The Advisory Boar

By Abhijit Menon-Sen <>

More control over SSH pipelining in Ansible 2

; updated

SSH pipelining is an Ansible feature to reduce the number of connections to a host.

Ansible will normally create a temporary directory under ~/.ansible (via ssh), then for each task, copy the module source to the directory (using sftp or scp) and execute the module (ssh again).

With pipelining enabled, Ansible will connect only once per task using ssh to execute python, and write the module source to its stdin. Even with persistent ssh connections enabled, it's a noticeable improvement to make only one ssh connection per task.

Unfortunately, pipelining is disabled by default because it is incompatible with sudo's requiretty setting (or su, which always requires a tty). This is because of a quirk of the Python interpreter, which enters interactive mode automatically when you pipe in data from a (pseudo) tty.

Update 2015-11-18: I've submitted a pull request to make pipelining work with requiretty. The rest of this post still remains true, but if the PR is merged, the underlying problem will just go away.

Pipelining can be enabled globally by setting “pipelining=True” in the ssh section of ansible.cfg, or setting “ANSIBLE_SSH_PIPELINING=1” in the environment.

With Ansible 2 (not yet released), you can also set ansible_ssh_pipelining in the inventory or in a playbook. You can leave it enabled in ansible.cfg, but turn it off for some hosts (where requiretty must remain enabled), or even write a play with pipelining disabled in order to remove requiretty from /etc/sudoers.

- lineinfile:
    dest: /etc/sudoers
    line: 'Defaults requiretty'
    state: absent
  sudo_user: root
  vars:
      ansible_ssh_pipelining: no

The above lineinfile recipe is simplistic, but it shows that it's now possible to disable requiretty, even if it's by replacing /etc/sudoers altogether.

Note the use of another Ansible 2 feature above: vars can also be set for individual tasks (and blocks), not only plays.

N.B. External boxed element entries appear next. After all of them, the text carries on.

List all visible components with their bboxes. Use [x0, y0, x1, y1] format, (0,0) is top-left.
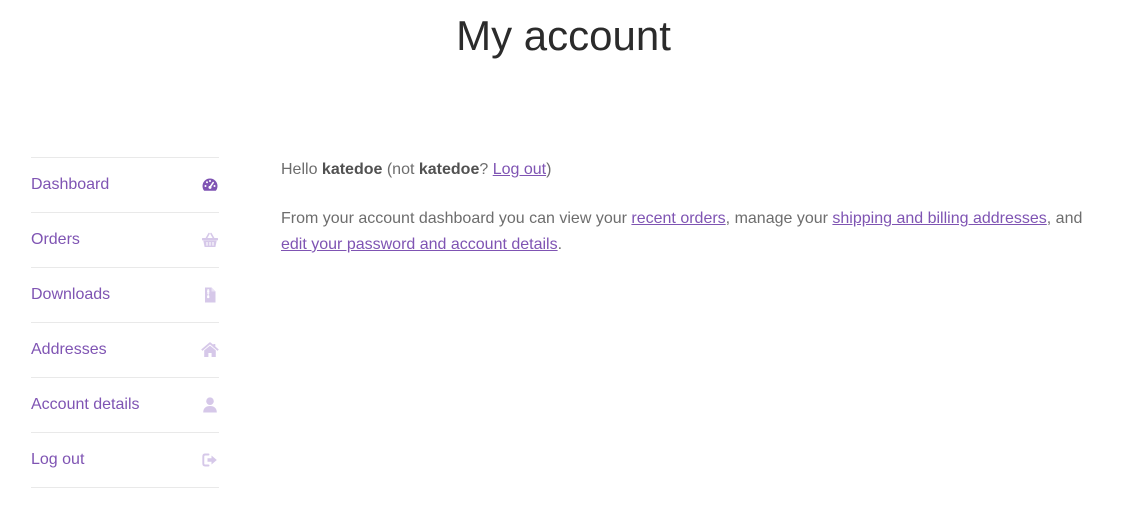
log-out-link[interactable]: Log out	[493, 161, 546, 178]
nav-item-addresses[interactable]: Addresses	[31, 323, 219, 378]
nav-item-orders[interactable]: Orders	[31, 213, 219, 268]
nav-item-downloads[interactable]: Downloads	[31, 268, 219, 323]
sign-out-icon	[201, 451, 219, 469]
home-icon	[201, 341, 219, 359]
greeting-username-again: katedoe	[418, 161, 480, 178]
account-navigation: Dashboard Orders Downloads Addresses Acc…	[31, 157, 219, 488]
greeting-not-open: (not	[386, 161, 415, 178]
file-icon	[201, 286, 219, 304]
nav-item-label[interactable]: Downloads	[31, 286, 110, 304]
greeting-question: ?	[479, 161, 489, 178]
intro-text-1: From your account dashboard you can view…	[281, 210, 627, 227]
intro-text-2: , manage your	[725, 210, 828, 227]
page: My account Dashboard Orders Downloads Ad…	[0, 0, 1137, 524]
nav-item-label[interactable]: Orders	[31, 231, 80, 249]
greeting-hello: Hello	[281, 161, 318, 178]
nav-item-log-out[interactable]: Log out	[31, 433, 219, 488]
intro-text-3: , and	[1046, 210, 1083, 227]
intro-paragraph: From your account dashboard you can view…	[281, 206, 1101, 258]
nav-item-account-details[interactable]: Account details	[31, 378, 219, 433]
nav-item-label[interactable]: Log out	[31, 451, 84, 469]
account-dashboard-content: Hello katedoe (not katedoe? Log out) Fro…	[281, 157, 1101, 258]
page-title: My account	[456, 12, 671, 59]
nav-item-label[interactable]: Addresses	[31, 341, 107, 359]
nav-item-label[interactable]: Account details	[31, 396, 140, 414]
recent-orders-link[interactable]: recent orders	[631, 210, 725, 227]
basket-icon	[201, 231, 219, 249]
greeting-paragraph: Hello katedoe (not katedoe? Log out)	[281, 157, 1101, 183]
user-icon	[201, 396, 219, 414]
dashboard-icon	[201, 176, 219, 194]
intro-text-4: .	[557, 236, 563, 253]
nav-item-dashboard[interactable]: Dashboard	[31, 158, 219, 213]
greeting-close: )	[546, 161, 552, 178]
nav-item-label[interactable]: Dashboard	[31, 176, 109, 194]
greeting-username: katedoe	[321, 161, 383, 178]
shipping-billing-addresses-link[interactable]: shipping and billing addresses	[832, 210, 1046, 227]
edit-account-details-link[interactable]: edit your password and account details	[281, 236, 558, 253]
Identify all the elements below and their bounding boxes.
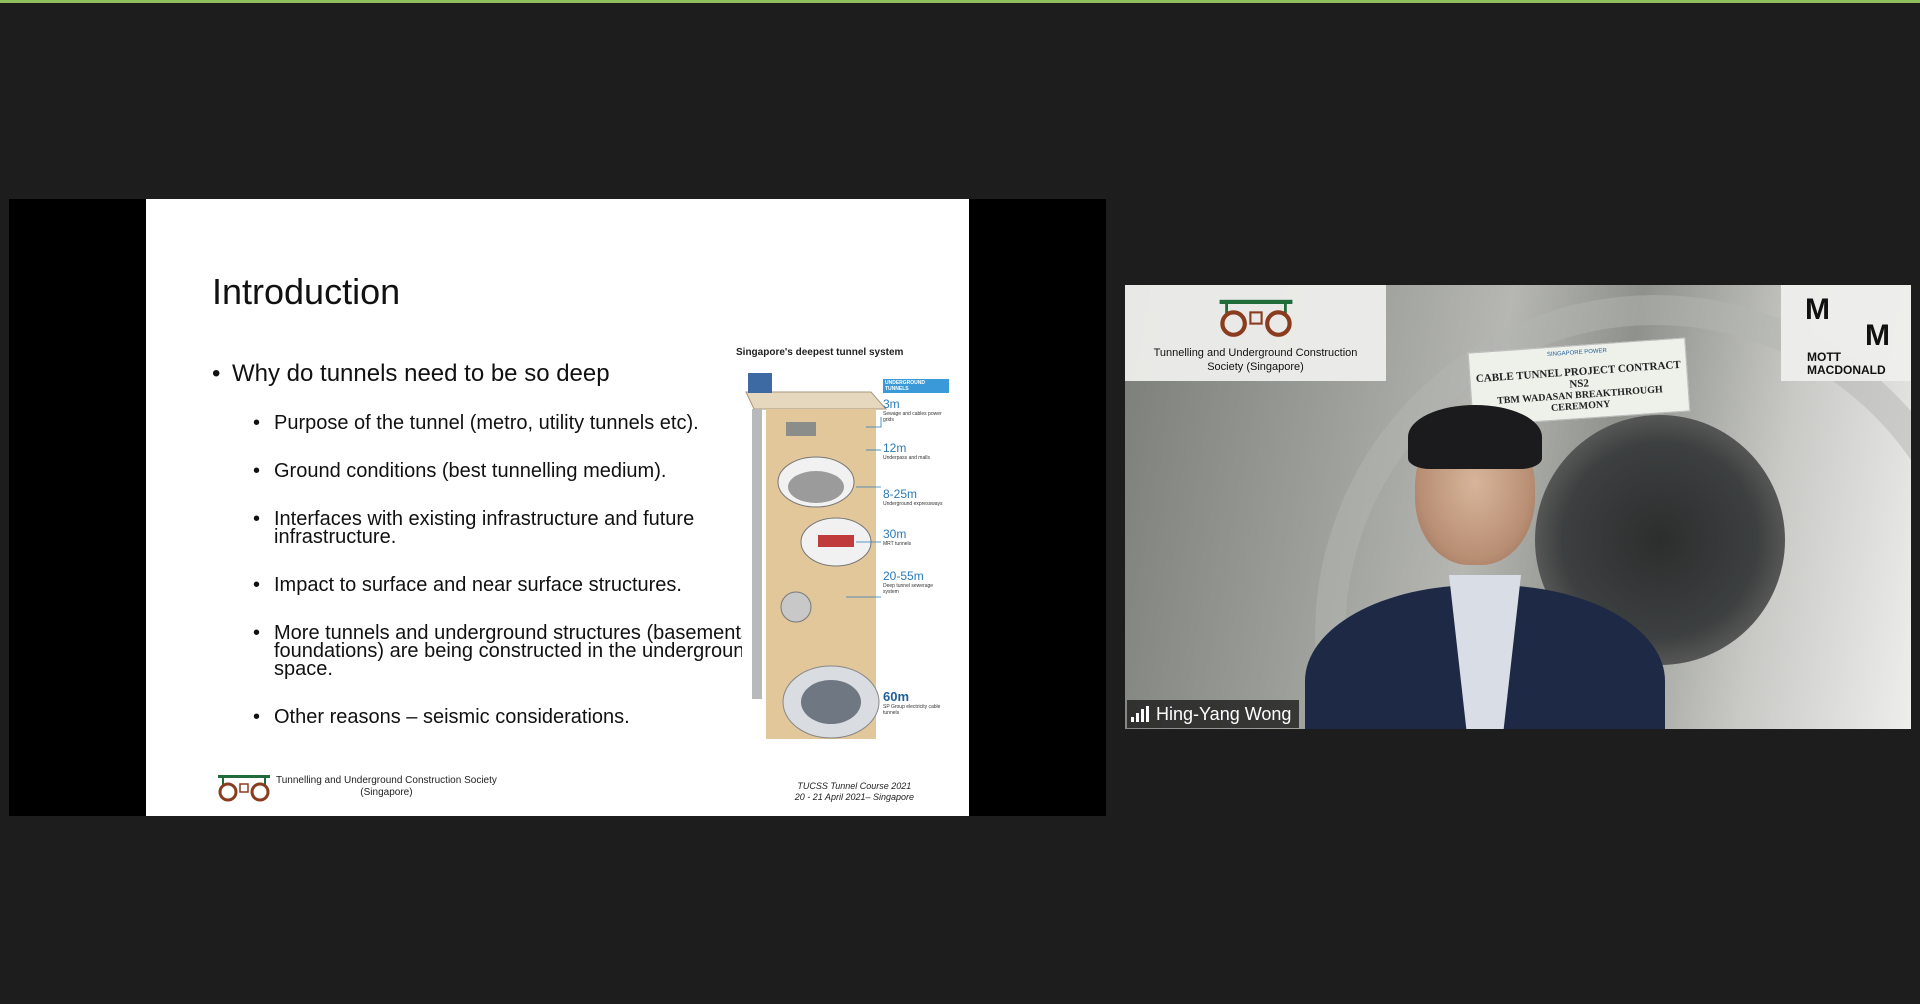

SSH configuration in Ansible 2

The ability to use “jump hosts” with Ansible is another often-requested feature. This has been discussed repeatedly on the mailing list and on Stackoverflow, has had a number of howto articles written about it, and multiple independent implementations have been submitted as pull requests to Ansible.

The recommended solution was to set a ProxyCommand in ~/.ssh/config. This meant duplicating inventory data and keeping two sources of connection information in sync. It worked, but grew rapidly less manageable with a larger inventory. Similarly, the ssh_config inventory plugin was a makeshift solution at best.

This post describes the general mechanism provided in Ansible 2 (not yet released) to make SSH configuration changes—including jump hosts—without depending on any data external to Ansible.

SSH configuration

The ssh_args setting in the ssh_connection section of ansible.cfg is a global setting whose contents are prepended to every command-line for ssh/scp/sftp. This behaviour has been retained unmodified for backwards compatibility, but I don't recommend its use, because it overrides the default persistence settings.

In addition to the above, the new ansible_ssh_common_args inventory variable is appended to every command-line for ssh/scp/sftp. This can be set in the inventory (for a group or a host) or in a playbook (for a play, or block, or task). This is the place to configure any ProxyCommand you want to use.

[gatewayed_hosts:vars]
ansible_ssh_common_args='-o ProxyCommand="ssh -W %h:%p someuser@jumphost.example.com"'

In addition to that, the new ansible_ssh_extra_args variable is appended only to command-lines for ssh. There are analogous ansible_scp_extra_args and ansible_sftp_extra_args variables to change scp and sftp command-lines. This allows you to do truly odd things like open a reverse-tunnel to the control node with -R (which is an option only ssh accepts, not scp or sftp).

The --ssh-common-args command-line option is useful when debugging (there's also --ssh-extra-args, --scp-extra-args, and --sftp-extra-args). Note that any values you set on the command-line will be overriden by the inventory or playbook settings described above (which seems backwards, but that's how Ansible handles other command-line options too).

Also note that ansible_user, ansible_host, and ansible_port are now preferred to the old ansible_ssh_* versions.

Internal changes

Once again, the modest user-visible changes are accompanied by major changes internally. The SSH connection plugin was rewritten to be more maintainable, and an entire class of “my connection just hangs” and other bugs (especially around privilege escalation) were fixed in the process.